Over the weekend I watched a two-part video of a speech given by astrophysicist Neil deGrasse Tyson aimed at raising the budget for NASA. The video is called “We Stopped Dreaming,” and I highly encourage everyone to watch it.


According to the Office of Management and Budget, NASA’s 2012 funding was .48 percent of the federal budget. Tyson wants it raised to 1 percent.


As it currently stands, NASA gets half of a penny per tax dollar raised, or $18.4 billion. That seems like a lot of money, but if you look at it on a scale that we can understand, it is not that big.


Of every 100 cents that the federal government raises through tax dollars, NASA gets half a cent.


Tyson wants to raise this to one penny per tax dollar, which would double the budget.


The $850 billion bank bailout of 2008 was more than the entire 50-year budget of NASA.


When the video of Neil Armstrong was broadcast live to the world in 1969, it inspired a nation.

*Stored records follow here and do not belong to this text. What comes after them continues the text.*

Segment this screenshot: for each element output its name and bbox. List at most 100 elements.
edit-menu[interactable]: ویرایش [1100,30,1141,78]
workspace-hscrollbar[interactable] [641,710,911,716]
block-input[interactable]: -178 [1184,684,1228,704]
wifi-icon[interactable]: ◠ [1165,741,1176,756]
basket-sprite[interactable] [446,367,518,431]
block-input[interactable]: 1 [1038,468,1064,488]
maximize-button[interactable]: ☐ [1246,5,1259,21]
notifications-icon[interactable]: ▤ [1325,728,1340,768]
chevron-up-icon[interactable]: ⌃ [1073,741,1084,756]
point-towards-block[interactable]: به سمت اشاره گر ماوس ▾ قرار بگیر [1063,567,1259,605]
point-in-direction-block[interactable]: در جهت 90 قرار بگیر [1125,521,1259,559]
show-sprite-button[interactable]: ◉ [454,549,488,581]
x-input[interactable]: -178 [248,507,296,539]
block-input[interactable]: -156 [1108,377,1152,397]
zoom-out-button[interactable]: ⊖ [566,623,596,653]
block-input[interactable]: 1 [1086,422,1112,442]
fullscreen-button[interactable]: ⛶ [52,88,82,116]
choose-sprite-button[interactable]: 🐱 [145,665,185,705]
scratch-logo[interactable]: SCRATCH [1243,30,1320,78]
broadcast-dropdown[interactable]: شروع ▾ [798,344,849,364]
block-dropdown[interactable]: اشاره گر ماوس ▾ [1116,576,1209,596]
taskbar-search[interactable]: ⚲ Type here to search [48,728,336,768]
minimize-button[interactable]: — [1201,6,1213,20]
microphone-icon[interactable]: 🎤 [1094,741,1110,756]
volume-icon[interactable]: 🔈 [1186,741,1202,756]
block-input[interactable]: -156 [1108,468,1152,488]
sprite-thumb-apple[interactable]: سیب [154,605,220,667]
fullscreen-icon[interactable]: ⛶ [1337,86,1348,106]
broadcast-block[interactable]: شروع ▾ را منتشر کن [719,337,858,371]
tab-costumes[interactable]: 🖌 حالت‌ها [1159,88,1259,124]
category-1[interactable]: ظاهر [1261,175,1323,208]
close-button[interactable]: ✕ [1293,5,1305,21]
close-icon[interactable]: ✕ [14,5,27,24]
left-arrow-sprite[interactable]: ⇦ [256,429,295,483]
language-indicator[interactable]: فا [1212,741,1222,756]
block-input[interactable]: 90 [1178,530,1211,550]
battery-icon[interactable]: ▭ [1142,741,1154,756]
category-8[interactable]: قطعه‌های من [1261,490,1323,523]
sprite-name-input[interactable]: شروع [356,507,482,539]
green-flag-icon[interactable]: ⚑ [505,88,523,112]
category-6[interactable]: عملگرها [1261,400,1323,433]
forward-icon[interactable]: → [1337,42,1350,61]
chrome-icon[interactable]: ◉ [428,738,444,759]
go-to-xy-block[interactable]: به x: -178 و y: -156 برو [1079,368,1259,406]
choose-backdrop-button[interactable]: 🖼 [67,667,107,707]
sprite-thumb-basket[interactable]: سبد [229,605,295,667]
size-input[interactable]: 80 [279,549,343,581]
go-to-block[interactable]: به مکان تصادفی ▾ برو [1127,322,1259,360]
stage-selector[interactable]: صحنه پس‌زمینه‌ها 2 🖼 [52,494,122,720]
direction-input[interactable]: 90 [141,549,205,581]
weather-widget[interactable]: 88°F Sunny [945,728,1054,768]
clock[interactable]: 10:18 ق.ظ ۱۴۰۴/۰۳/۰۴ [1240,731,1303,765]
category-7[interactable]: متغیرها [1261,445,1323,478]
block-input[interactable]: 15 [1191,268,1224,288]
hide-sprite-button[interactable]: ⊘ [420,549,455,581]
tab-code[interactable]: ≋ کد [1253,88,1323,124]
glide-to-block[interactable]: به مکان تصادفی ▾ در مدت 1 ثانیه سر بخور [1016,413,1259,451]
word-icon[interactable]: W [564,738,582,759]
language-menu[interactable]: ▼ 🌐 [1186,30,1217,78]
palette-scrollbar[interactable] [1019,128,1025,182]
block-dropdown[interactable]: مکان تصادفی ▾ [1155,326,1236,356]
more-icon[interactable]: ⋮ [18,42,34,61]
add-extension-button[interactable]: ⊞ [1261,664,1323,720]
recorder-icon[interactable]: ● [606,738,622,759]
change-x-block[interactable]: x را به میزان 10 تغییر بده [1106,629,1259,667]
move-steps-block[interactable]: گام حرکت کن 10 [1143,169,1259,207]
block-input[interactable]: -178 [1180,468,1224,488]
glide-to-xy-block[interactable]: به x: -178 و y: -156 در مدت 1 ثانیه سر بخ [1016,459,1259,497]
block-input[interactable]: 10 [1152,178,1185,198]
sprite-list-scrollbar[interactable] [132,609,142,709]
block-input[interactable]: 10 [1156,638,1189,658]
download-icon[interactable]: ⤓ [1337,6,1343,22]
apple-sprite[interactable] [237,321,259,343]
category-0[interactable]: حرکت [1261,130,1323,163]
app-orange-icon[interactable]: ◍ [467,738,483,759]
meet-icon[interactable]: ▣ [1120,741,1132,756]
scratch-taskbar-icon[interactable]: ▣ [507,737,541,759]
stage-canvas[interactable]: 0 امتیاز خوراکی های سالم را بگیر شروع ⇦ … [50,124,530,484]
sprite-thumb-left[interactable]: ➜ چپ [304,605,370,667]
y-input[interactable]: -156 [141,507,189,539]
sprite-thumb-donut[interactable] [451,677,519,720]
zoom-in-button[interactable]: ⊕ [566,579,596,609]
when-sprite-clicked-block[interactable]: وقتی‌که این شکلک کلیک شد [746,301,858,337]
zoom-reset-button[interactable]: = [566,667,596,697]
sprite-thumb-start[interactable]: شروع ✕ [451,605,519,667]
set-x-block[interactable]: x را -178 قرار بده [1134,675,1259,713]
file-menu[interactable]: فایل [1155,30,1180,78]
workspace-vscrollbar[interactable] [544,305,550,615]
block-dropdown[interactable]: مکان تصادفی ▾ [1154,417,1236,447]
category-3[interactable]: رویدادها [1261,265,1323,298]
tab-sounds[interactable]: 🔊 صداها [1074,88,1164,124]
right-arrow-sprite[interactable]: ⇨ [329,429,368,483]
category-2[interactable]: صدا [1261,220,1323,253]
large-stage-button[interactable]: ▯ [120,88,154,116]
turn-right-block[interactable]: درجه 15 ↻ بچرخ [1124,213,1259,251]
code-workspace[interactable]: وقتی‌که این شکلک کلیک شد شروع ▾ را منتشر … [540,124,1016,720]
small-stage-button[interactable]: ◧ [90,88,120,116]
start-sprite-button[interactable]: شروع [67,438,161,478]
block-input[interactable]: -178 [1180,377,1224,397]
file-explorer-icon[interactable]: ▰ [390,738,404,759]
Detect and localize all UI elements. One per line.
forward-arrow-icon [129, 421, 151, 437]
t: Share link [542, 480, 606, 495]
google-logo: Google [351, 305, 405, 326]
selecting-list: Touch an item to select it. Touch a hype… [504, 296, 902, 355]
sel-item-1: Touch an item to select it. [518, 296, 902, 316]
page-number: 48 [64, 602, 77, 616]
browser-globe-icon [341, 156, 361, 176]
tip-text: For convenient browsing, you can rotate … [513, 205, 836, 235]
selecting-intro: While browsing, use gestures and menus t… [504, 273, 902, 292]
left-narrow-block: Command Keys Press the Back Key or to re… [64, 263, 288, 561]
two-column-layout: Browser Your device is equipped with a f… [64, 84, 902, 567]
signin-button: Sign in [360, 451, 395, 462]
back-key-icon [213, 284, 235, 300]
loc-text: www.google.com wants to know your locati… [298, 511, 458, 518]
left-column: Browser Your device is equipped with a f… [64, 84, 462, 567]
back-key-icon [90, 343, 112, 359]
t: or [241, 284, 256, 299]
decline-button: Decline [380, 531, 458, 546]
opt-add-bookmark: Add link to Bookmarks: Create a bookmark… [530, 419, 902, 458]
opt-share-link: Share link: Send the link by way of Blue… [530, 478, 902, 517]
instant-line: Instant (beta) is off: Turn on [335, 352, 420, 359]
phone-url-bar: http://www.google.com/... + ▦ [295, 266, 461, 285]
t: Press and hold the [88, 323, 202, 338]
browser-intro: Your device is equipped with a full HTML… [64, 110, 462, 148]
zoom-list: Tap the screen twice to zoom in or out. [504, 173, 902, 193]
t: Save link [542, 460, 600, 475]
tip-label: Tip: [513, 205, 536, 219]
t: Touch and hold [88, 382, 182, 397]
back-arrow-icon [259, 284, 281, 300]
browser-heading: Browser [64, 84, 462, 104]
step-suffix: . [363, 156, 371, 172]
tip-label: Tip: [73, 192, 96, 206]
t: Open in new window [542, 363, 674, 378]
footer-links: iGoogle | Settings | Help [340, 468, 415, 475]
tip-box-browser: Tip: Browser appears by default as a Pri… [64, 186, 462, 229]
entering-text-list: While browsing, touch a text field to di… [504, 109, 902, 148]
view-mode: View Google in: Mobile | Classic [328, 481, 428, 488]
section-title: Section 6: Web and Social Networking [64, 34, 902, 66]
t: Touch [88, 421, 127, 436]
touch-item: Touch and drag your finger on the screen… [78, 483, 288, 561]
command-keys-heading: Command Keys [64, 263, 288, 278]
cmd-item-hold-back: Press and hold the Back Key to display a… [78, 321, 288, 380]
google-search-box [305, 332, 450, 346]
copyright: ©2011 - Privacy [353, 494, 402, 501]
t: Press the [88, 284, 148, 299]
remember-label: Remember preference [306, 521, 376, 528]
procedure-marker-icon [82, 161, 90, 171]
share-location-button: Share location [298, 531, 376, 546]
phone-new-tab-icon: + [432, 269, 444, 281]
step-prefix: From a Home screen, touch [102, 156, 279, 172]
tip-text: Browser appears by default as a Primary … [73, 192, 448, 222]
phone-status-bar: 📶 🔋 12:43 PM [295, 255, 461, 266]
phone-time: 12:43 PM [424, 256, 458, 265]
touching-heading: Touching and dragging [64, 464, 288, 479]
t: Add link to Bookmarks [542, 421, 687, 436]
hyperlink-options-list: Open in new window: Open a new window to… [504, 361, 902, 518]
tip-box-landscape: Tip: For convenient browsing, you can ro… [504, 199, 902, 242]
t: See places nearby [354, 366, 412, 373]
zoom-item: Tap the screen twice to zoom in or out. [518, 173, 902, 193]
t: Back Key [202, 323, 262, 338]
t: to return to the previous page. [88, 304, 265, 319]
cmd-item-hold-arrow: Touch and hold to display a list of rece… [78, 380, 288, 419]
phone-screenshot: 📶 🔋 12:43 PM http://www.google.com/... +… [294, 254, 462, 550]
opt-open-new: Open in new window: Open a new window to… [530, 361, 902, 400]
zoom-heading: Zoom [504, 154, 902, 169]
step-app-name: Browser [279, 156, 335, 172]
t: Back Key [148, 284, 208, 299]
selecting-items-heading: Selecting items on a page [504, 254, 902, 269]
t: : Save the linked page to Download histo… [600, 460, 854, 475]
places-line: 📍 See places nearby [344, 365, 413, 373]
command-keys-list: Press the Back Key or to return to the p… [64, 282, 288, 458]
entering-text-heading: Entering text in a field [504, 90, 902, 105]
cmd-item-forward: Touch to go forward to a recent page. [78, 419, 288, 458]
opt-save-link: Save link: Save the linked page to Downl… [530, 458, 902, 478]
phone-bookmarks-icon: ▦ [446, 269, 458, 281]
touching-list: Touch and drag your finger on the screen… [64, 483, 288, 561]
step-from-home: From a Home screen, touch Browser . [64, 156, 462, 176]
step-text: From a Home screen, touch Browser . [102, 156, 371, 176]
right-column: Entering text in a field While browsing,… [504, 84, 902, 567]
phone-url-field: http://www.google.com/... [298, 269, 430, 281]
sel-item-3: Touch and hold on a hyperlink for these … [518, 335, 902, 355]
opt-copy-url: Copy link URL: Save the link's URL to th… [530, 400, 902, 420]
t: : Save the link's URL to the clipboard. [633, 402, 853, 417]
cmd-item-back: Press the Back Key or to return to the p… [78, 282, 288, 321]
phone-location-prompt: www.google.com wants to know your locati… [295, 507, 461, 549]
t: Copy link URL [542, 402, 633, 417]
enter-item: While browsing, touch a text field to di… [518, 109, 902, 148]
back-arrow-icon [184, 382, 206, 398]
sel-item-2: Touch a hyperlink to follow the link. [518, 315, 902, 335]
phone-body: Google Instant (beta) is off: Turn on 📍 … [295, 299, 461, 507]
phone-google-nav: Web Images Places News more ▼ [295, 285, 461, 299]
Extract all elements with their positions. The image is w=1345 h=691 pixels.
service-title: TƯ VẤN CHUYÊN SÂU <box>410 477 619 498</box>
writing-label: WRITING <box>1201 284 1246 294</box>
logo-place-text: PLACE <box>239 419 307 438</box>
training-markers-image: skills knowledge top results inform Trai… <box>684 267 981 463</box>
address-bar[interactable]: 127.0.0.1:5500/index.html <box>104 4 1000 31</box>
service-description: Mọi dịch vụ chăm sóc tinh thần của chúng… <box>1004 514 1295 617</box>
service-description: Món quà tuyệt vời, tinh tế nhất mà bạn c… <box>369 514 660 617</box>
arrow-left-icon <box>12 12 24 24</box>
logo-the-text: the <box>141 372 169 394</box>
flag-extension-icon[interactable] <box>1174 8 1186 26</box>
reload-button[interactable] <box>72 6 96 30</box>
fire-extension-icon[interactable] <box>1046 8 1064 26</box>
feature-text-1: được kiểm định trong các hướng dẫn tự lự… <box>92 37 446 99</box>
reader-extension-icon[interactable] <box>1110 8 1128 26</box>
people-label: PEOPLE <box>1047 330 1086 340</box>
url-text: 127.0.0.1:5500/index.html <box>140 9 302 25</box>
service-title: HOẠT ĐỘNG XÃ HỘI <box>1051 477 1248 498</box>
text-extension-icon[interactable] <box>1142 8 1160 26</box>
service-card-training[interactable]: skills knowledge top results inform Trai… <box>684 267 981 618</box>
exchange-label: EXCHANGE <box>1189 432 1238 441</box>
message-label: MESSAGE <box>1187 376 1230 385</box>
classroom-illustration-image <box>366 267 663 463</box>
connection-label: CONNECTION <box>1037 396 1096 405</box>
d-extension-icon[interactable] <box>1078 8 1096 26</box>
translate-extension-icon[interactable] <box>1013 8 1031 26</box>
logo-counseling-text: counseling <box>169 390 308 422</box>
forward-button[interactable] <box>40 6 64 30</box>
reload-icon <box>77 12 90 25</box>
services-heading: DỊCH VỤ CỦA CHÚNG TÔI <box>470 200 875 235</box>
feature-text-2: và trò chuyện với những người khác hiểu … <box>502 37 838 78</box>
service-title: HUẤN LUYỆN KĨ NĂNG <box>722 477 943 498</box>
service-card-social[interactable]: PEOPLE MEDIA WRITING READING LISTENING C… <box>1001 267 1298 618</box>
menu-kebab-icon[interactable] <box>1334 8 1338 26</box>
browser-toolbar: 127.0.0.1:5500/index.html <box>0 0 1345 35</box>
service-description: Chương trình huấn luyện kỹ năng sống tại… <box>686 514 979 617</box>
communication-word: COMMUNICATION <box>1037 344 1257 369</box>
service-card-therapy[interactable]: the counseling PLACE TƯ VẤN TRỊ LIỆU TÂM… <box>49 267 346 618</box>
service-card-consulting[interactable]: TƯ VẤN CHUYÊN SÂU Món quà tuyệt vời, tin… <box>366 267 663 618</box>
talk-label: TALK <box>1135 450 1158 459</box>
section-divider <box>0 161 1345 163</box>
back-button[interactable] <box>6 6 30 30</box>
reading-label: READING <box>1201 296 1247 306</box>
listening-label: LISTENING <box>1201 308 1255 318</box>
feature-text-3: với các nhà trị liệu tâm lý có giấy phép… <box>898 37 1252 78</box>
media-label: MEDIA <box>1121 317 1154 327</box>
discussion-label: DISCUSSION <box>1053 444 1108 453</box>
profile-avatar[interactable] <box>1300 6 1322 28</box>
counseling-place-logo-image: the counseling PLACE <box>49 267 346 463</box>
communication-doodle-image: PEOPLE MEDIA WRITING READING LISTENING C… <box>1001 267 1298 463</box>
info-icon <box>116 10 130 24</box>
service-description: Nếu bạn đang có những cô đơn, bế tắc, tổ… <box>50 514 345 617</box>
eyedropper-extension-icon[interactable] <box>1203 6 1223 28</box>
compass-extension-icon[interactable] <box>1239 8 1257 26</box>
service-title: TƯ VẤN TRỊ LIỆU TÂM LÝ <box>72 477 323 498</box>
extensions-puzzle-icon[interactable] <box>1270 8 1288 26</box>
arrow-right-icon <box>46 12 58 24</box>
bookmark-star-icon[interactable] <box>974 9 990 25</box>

It inspired our world.


As Tyson put it in his testimony, we stopped thinking of Earth as a globe with countries painted on it and started thinking of it as a whole.


He listed off a series of facts that validated his point. In 1970, the Clean Air Act was passed and Earth Day was started. The Environmental Protection Agency was founded in 1970. Doctors Without Borders was founded in 1971.


The Clean Water Act was passed and the EPA banned a destructive insecticide called DDT in 1972. The Endangered Species Act was passed in 1973.


“We’re still at war in Vietnam,” he said. “There’s still campus unrest. Yet, we found the time to start thinking about Earth. That is space operating on our culture, and you cannot even put a price on that.”


When we were kids, we all wanted to be astronauts. We heard the stories from our parents and grandparents about the moon landing and we read about it and other space explorations in our textbook.


Take into account everything that NASA has accomplished so far and double it. That is what we could have if Congress upped the funding for NASA to 1 percent.


“For twice (NASA’s current budget),” Tyson said. “We can transform the country from a sullen, dispirited nation, weary of economic struggle, to one where it has reclaimed its 20th century birthright to dream of tomorrow.”